The Kiwi Dollar has lost further ground overnight as the US Dollar strengthened on better than expected economic data. Market risk sentient has continued to improve with equity markets making further gains, but this has not helped the NZD or AUD which have both continued to trend downwards. The Aussie is under pressure following on from yesterdays labour market data which showed unemployment rise to 5.2%. This has had a flow on effect to the NZD, which has drifted towards 6 month lows overnight.
Upbeat U.S Data
US weekly initial jobless claims fell more than expected last week, pointing to sustained labour market strength that should underpin the economy as growth slows.

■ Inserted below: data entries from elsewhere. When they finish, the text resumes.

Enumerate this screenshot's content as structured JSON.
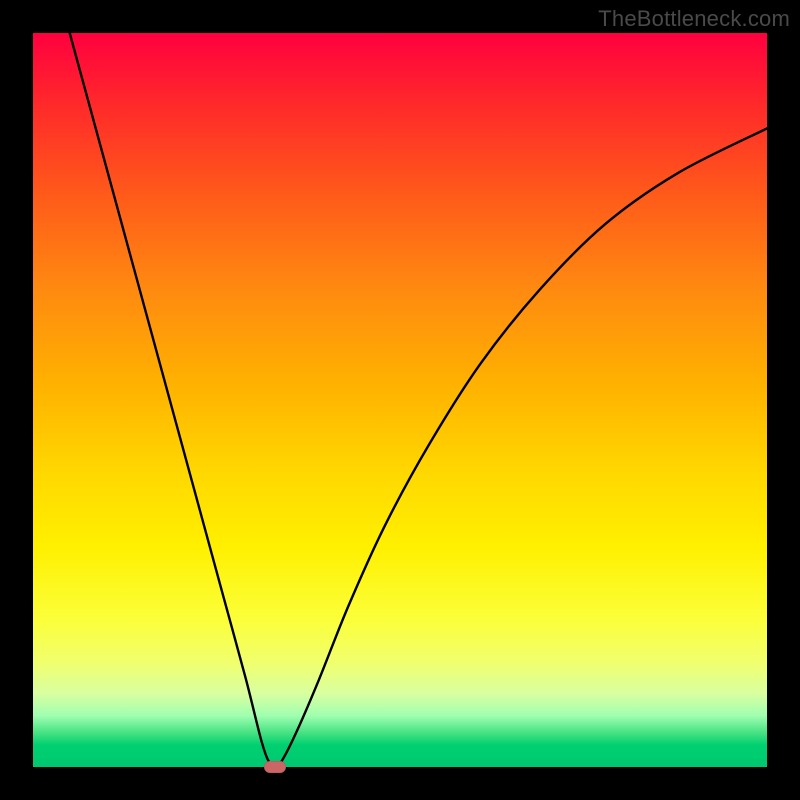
{
  "watermark": "TheBottleneck.com",
  "colors": {
    "frame": "#000000",
    "curve": "#000000",
    "marker": "#cc6666"
  },
  "chart_data": {
    "type": "line",
    "title": "",
    "xlabel": "",
    "ylabel": "",
    "xlim": [
      0,
      100
    ],
    "ylim": [
      0,
      100
    ],
    "grid": false,
    "series": [
      {
        "name": "bottleneck-curve",
        "x": [
          5,
          8,
          11,
          14,
          17,
          20,
          23,
          26,
          29,
          31,
          32,
          33,
          34,
          36,
          39,
          43,
          48,
          54,
          61,
          69,
          78,
          88,
          100
        ],
        "y": [
          100,
          89,
          78,
          67,
          56,
          45,
          34,
          23,
          12,
          4,
          1,
          0,
          1,
          5,
          12,
          22,
          33,
          44,
          55,
          65,
          74,
          81,
          87
        ]
      }
    ],
    "marker": {
      "x": 33,
      "y": 0
    },
    "gradient_stops": [
      {
        "pct": 0,
        "hex": "#ff003f"
      },
      {
        "pct": 10,
        "hex": "#ff2a2a"
      },
      {
        "pct": 22,
        "hex": "#ff5a1a"
      },
      {
        "pct": 35,
        "hex": "#ff8a10"
      },
      {
        "pct": 48,
        "hex": "#ffb200"
      },
      {
        "pct": 60,
        "hex": "#ffd800"
      },
      {
        "pct": 70,
        "hex": "#fff000"
      },
      {
        "pct": 80,
        "hex": "#fbff3a"
      },
      {
        "pct": 86,
        "hex": "#f0ff70"
      },
      {
        "pct": 90,
        "hex": "#d8ffa0"
      },
      {
        "pct": 93,
        "hex": "#a0ffb0"
      },
      {
        "pct": 95.5,
        "hex": "#40e080"
      },
      {
        "pct": 97,
        "hex": "#00d070"
      },
      {
        "pct": 100,
        "hex": "#00c870"
      }
    ]
  }
}
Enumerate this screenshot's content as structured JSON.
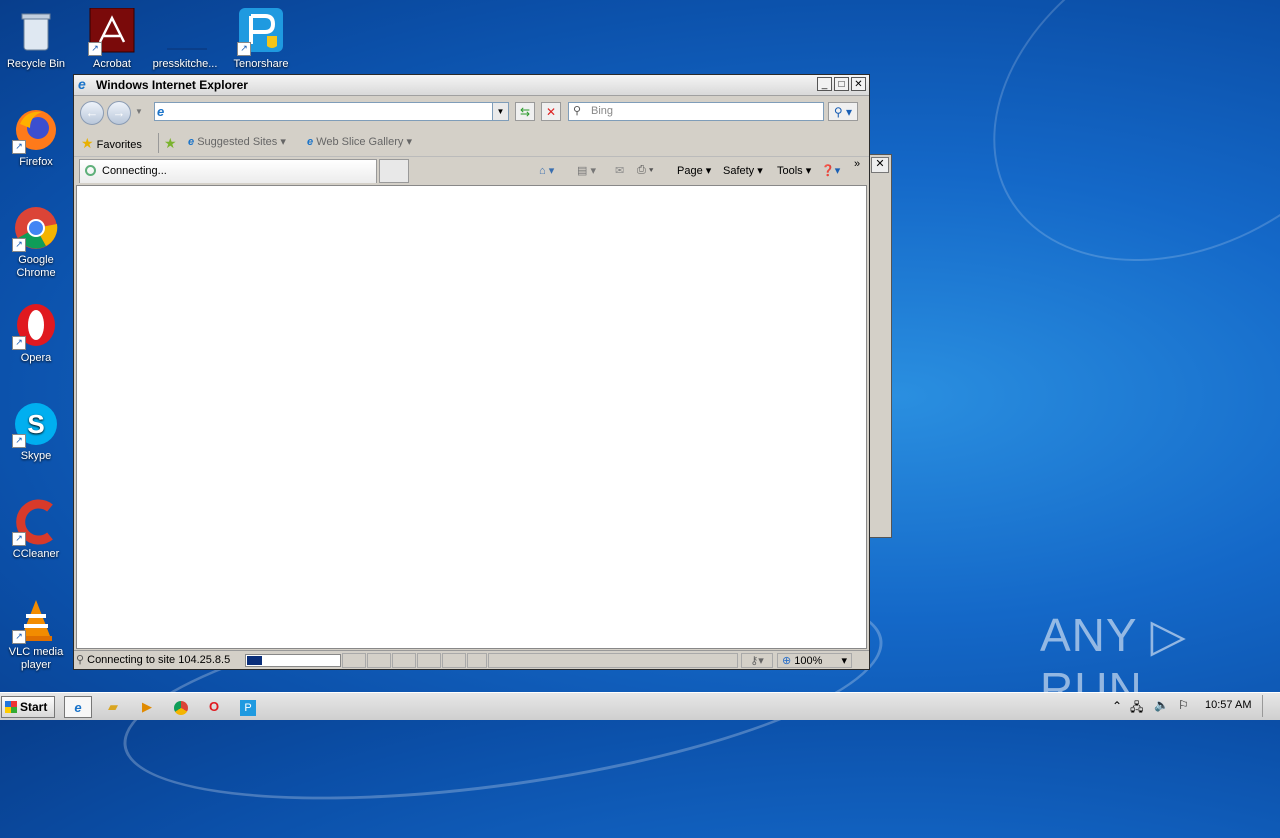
{
  "desktop": {
    "icons": [
      {
        "label": "Recycle Bin",
        "icon": "recycle-bin-icon"
      },
      {
        "label": "Acrobat",
        "icon": "acrobat-icon"
      },
      {
        "label": "presskitche...",
        "icon": "file-icon"
      },
      {
        "label": "Tenorshare",
        "icon": "tenorshare-icon"
      },
      {
        "label": "Firefox",
        "icon": "firefox-icon"
      },
      {
        "label": "Google Chrome",
        "icon": "chrome-icon"
      },
      {
        "label": "Opera",
        "icon": "opera-icon"
      },
      {
        "label": "Skype",
        "icon": "skype-icon"
      },
      {
        "label": "CCleaner",
        "icon": "ccleaner-icon"
      },
      {
        "label": "VLC media player",
        "icon": "vlc-icon"
      }
    ],
    "watermark": "ANY ▷ RUN"
  },
  "ie": {
    "title": "Windows Internet Explorer",
    "address": "",
    "search_placeholder": "Bing",
    "favorites_label": "Favorites",
    "suggested_sites": "Suggested Sites",
    "web_slice_gallery": "Web Slice Gallery",
    "tab_label": "Connecting...",
    "cmd": {
      "page": "Page",
      "safety": "Safety",
      "tools": "Tools"
    },
    "status_text": "Connecting to site 104.25.8.5",
    "zoom": "100%",
    "progress_fraction": 0.16
  },
  "taskbar": {
    "start_label": "Start",
    "clock": "10:57 AM"
  },
  "colors": {
    "desktop": "#1468c8",
    "progress": "#0a2e7a"
  }
}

Initial claims for state unemployment benefits dropped 16,000 to a seasonally adjusted 212,000 for the week ended May 11, better than market expectations of 221,000. Looking ahead, we have the closely watched University of Michigan Sentiment Index number released tonight.
AU Employment Disappoints
The AUD and NZD have been two of the worst performing currencies over the past 24 hours, both down by around 0.4%. Softer than expected Australian employment data kicked off the Aussie selling, which fell to a four month low, as the annual unemployment rate for April came in at 5.2% vs market expectations of 5.0%. The weaker number has raised the probability of a June interest rate cut from the RBA.
Pound Falls to Three Month Low
The British Pound remained under pressure, losing ground vs the USD for the ninth day in a row. Political uncertainty and Brexit concerns continue to weigh on the currency with Prime Minister Theresa May announcing a timetable for her to step down from her role. May is expected to resign immediately if she loses the next parliamentary vote on her latest Brexit Proposal next month.